HOT SEXY CLOTHES, people!
That's Ms Brito, who suddenly decided to dump her hot sexy clothes (literally) for a mohawk and tats. The other one censured any negative mention of homosexuality by her students, especially when they used the South Parkism "gay" to describe something uncool.
That's gay.
Cheers,
Victoria
I was going to say that I was raised by nuns so this would've never happened, but you know........
"My question is, What's up with the janitor?" He turned them in?"
That was my first thought as well.
I mean... huh?
It didn't involve a student so I can't see the point of tattling.
They should be reassigned as GLBTQQQ counselors in the school.
WV nonshi
Yeah, shyness doesn't sound like it afflicts either of these amazons
"South Parkism"? It predates Parker and Stone by at least a few decades.
Estaré en mi litera.
There's something fishy about this story.
wv: rutfunse. LOL.
Wait! I'm terribly sorry. It's not "hot, sexy clothes," it's "fun, sexy clothes."
FUN SEXY CLOTHES, people!
"What a nightmare!"
For them or the rest of us? I mean, as far as I can tell, this is what life's becoming on a daily basis, isn't it? Supposedly smart people who are too stupid to do the right thing? (Yes, the janitor turned them in, probably because he wasn't "sophisticated" enough to know the situation those two whores presented him with (Two teachers, at school, fucking during working hours) was supposed to be an all-purpose turn-on. (Synova, now it's my turn to be ashamed of you: WTF? There had to be student involved to know this was wrong?
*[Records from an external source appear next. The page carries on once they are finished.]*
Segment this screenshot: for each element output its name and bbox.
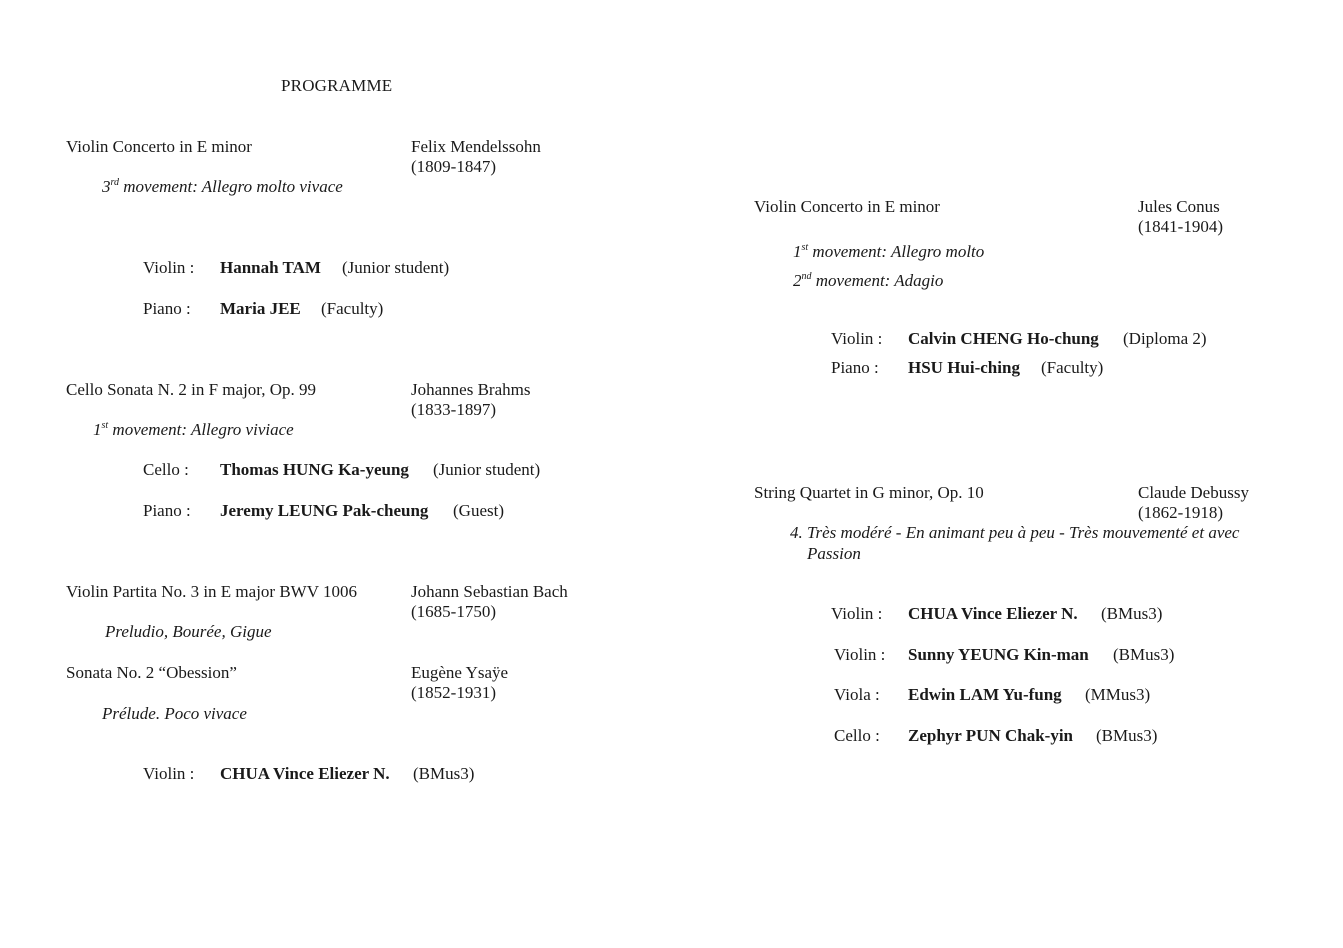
performer-role: (Faculty) — [1041, 358, 1104, 377]
piece-title: Sonata No. 2 “Obession” — [66, 663, 237, 682]
composer-block — [1138, 197, 1223, 237]
performer-instrument: Cello : — [834, 726, 880, 745]
composer-dates: (1852-1931) — [411, 683, 496, 702]
movement: Preludio, Bourée, Gigue — [105, 622, 272, 641]
composer-name: Eugène Ysaÿe — [411, 663, 509, 682]
composer-block — [1138, 483, 1249, 523]
composer-name: Jules Conus — [1138, 197, 1220, 216]
composer-block — [411, 380, 530, 420]
performer-name: Maria JEE — [220, 299, 301, 318]
performer-name: Sunny YEUNG Kin-man — [908, 645, 1089, 664]
composer-dates: (1809-1847) — [411, 157, 496, 176]
performer-instrument: Violin : — [143, 258, 195, 277]
performer-role: (BMus3) — [1096, 726, 1158, 745]
performer-instrument: Piano : — [831, 358, 879, 377]
performer-role: (Faculty) — [321, 299, 384, 318]
performer-instrument: Cello : — [143, 460, 189, 479]
performer-role: (Diploma 2) — [1123, 329, 1207, 348]
piece-title: String Quartet in G minor, Op. 10 — [754, 483, 984, 502]
composer-dates: (1833-1897) — [411, 400, 496, 419]
movement: 2nd movement: Adagio — [793, 271, 944, 290]
composer-name: Felix Mendelssohn — [411, 137, 541, 156]
performer-name: Zephyr PUN Chak-yin — [908, 726, 1073, 745]
composer-dates: (1841-1904) — [1138, 217, 1223, 236]
performer-role: (BMus3) — [413, 764, 475, 783]
performer-instrument: Violin : — [831, 604, 883, 623]
performer-instrument: Piano : — [143, 501, 191, 520]
movement: 4. Très modéré - En animant peu à peu - Très mouvementé et avec — [790, 523, 1240, 542]
performer-name: CHUA Vince Eliezer N. — [908, 604, 1078, 623]
performer-name: Jeremy LEUNG Pak-cheung — [220, 501, 429, 520]
piece-title: Cello Sonata N. 2 in F major, Op. 99 — [66, 380, 317, 399]
performer-role: (BMus3) — [1101, 604, 1163, 623]
page-title: PROGRAMME — [281, 76, 393, 95]
performer-role: (BMus3) — [1113, 645, 1175, 664]
performer-name: CHUA Vince Eliezer N. — [220, 764, 390, 783]
movement-continued: Passion — [807, 544, 861, 563]
composer-block — [411, 663, 508, 703]
performer-instrument: Piano : — [143, 299, 191, 318]
performer-instrument: Violin : — [834, 645, 886, 664]
composer-dates: (1862-1918) — [1138, 503, 1223, 522]
movement: 1st movement: Allegro molto — [793, 242, 985, 261]
performer-instrument: Viola : — [834, 685, 880, 704]
performer-role: (Junior student) — [433, 460, 541, 479]
piece-title: Violin Concerto in E minor — [754, 197, 940, 216]
performer-role: (Junior student) — [342, 258, 450, 277]
performer-name: Hannah TAM — [220, 258, 321, 277]
performer-role: (Guest) — [453, 501, 504, 520]
composer-name: Johannes Brahms — [411, 380, 531, 399]
movement: Prélude. Poco vivace — [102, 704, 247, 723]
performer-name: Thomas HUNG Ka-yeung — [220, 460, 409, 479]
composer-dates: (1685-1750) — [411, 602, 496, 621]
performer-role: (MMus3) — [1085, 685, 1151, 704]
movement: 3rd movement: Allegro molto vivace — [102, 177, 343, 196]
performer-instrument: Violin : — [831, 329, 883, 348]
composer-block — [411, 137, 541, 177]
performer-name: Edwin LAM Yu-fung — [908, 685, 1062, 704]
composer-name: Claude Debussy — [1138, 483, 1249, 502]
movement: 1st movement: Allegro viviace — [93, 420, 294, 439]
composer-block — [411, 582, 568, 622]
performer-instrument: Violin : — [143, 764, 195, 783]
performer-name: Calvin CHENG Ho-chung — [908, 329, 1099, 348]
composer-name: Johann Sebastian Bach — [411, 582, 568, 601]
piece-title: Violin Partita No. 3 in E major BWV 1006 — [66, 582, 357, 601]
performer-name: HSU Hui-ching — [908, 358, 1020, 377]
piece-title: Violin Concerto in E minor — [66, 137, 252, 156]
Sheesh.)
Actually, I take my question back:
I'm obviously the one living a nightmare - y'all's just featured in it.
Synova wrote:
"It didn't involve a student so I can't see the point of tattling."
Apparently, the janitory thought that they were students, and having seen their pictures, this is believable.
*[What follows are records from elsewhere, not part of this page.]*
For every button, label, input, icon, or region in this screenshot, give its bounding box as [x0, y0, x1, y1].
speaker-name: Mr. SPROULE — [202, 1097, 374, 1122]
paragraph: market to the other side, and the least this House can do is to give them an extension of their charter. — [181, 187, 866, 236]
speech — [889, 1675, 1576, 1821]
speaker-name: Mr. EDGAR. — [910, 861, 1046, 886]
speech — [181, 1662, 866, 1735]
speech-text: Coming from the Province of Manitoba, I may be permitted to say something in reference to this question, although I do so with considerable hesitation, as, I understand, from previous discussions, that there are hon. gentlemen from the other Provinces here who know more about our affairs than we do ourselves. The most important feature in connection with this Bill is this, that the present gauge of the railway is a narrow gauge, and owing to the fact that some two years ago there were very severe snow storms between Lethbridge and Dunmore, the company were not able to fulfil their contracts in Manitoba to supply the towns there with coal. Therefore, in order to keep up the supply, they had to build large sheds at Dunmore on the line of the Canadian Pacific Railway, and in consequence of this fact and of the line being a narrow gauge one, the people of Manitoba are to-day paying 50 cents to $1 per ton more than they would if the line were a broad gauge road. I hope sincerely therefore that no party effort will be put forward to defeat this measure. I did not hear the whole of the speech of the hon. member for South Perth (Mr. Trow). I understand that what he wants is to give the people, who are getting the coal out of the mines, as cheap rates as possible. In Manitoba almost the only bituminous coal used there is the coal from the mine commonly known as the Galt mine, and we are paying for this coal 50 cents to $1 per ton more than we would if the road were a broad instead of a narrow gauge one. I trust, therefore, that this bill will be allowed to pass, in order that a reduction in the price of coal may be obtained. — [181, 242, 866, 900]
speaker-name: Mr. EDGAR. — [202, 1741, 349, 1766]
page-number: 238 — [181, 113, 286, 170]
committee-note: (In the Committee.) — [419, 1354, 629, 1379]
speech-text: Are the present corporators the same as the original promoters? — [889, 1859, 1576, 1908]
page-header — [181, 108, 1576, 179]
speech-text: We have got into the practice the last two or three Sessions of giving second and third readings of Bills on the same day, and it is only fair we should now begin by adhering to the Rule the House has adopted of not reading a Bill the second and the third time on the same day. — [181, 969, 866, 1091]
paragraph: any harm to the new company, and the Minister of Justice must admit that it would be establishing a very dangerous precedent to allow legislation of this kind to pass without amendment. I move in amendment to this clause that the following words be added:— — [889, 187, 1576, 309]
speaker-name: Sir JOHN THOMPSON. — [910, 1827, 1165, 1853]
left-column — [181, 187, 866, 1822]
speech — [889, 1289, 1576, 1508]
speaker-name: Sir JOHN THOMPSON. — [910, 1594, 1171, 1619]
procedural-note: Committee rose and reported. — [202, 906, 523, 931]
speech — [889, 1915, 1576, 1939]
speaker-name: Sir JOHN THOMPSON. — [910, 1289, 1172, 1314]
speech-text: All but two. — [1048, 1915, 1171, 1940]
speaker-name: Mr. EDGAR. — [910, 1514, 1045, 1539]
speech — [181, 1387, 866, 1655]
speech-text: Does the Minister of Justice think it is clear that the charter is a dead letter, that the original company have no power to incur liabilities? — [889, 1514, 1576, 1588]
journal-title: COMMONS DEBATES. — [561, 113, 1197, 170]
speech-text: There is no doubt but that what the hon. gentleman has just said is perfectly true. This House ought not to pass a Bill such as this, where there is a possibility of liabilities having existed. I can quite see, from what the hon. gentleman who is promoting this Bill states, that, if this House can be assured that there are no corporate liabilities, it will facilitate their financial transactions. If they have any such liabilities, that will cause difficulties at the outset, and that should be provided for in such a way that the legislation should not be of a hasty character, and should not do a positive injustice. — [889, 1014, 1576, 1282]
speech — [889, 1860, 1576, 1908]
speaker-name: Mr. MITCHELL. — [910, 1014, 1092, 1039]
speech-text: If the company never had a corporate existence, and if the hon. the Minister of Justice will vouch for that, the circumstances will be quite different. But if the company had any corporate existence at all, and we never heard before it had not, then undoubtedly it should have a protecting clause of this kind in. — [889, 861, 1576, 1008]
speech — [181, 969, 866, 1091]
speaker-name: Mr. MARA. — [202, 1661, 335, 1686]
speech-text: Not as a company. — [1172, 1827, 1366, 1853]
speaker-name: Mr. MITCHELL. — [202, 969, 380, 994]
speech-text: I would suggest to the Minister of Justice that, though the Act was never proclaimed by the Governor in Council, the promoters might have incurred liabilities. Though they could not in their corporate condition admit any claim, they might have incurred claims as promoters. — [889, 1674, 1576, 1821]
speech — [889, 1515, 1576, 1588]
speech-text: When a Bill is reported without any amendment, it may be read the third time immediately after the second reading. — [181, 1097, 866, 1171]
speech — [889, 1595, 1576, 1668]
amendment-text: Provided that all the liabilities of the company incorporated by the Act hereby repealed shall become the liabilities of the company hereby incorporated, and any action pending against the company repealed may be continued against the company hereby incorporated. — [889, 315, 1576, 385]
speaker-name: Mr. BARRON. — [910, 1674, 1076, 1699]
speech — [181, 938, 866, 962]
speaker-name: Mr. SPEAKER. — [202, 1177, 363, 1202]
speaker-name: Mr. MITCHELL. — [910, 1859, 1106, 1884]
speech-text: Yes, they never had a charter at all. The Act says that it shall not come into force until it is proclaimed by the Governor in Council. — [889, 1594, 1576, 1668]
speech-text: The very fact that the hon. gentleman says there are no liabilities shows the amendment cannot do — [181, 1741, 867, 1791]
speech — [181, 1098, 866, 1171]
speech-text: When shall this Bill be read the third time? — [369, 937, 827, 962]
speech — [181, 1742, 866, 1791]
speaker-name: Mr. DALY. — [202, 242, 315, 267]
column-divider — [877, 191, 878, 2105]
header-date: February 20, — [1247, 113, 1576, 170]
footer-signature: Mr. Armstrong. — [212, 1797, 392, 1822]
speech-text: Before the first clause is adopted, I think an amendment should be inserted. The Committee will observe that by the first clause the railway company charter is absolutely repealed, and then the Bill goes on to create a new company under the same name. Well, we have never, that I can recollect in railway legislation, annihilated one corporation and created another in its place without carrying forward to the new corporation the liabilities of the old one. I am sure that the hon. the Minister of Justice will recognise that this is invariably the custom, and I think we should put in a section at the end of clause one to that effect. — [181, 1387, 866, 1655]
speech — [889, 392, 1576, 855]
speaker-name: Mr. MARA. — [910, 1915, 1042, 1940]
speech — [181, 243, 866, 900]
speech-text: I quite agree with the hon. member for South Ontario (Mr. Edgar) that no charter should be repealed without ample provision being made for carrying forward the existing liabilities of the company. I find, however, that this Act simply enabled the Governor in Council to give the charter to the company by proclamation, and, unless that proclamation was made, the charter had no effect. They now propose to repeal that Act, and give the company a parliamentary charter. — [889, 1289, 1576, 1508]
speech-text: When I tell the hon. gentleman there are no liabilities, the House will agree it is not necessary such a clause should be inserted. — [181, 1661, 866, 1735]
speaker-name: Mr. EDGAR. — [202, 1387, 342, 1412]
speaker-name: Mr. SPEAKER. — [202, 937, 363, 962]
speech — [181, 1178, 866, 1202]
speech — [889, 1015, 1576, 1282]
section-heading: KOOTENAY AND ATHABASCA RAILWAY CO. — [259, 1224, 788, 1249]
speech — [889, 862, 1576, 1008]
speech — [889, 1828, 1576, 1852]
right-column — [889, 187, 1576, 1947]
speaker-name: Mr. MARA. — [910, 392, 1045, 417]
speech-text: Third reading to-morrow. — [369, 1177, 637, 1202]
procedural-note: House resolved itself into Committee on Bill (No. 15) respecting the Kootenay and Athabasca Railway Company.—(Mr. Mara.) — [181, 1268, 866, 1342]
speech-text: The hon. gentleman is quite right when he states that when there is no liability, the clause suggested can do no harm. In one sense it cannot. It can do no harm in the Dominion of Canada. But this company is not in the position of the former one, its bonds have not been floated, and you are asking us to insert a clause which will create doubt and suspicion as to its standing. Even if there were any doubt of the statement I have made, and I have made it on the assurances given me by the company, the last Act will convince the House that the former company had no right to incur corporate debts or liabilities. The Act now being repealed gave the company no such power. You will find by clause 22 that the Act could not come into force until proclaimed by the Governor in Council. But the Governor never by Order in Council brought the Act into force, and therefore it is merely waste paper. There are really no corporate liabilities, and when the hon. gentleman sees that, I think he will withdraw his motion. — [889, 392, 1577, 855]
Someone asked how could such smart people do such a dumb thing? They're high school teachers. They might be given rides on space shuttles but they're still high school teachers. Not usually very bright.
Of course the janitor had to report this. Can you imagine the criminal liability for knowing of this behavior potentially in front of minor children? It's a no-brainer to report it.
The first "cunning linguist" reference I ever heard was in this song (no video, but it's the original version of the song--far superior to another live one I found on YouTube).
Any other Tubes fans on this thread?
Skyler wrote:
"Of course the janitor had to report this. Can you imagine the criminal liability for knowing of this behavior potentially in front of minor children? It's a no-brainer to report it."
No. Really. He thought that they were students, not teachers. That's why he reported the incident.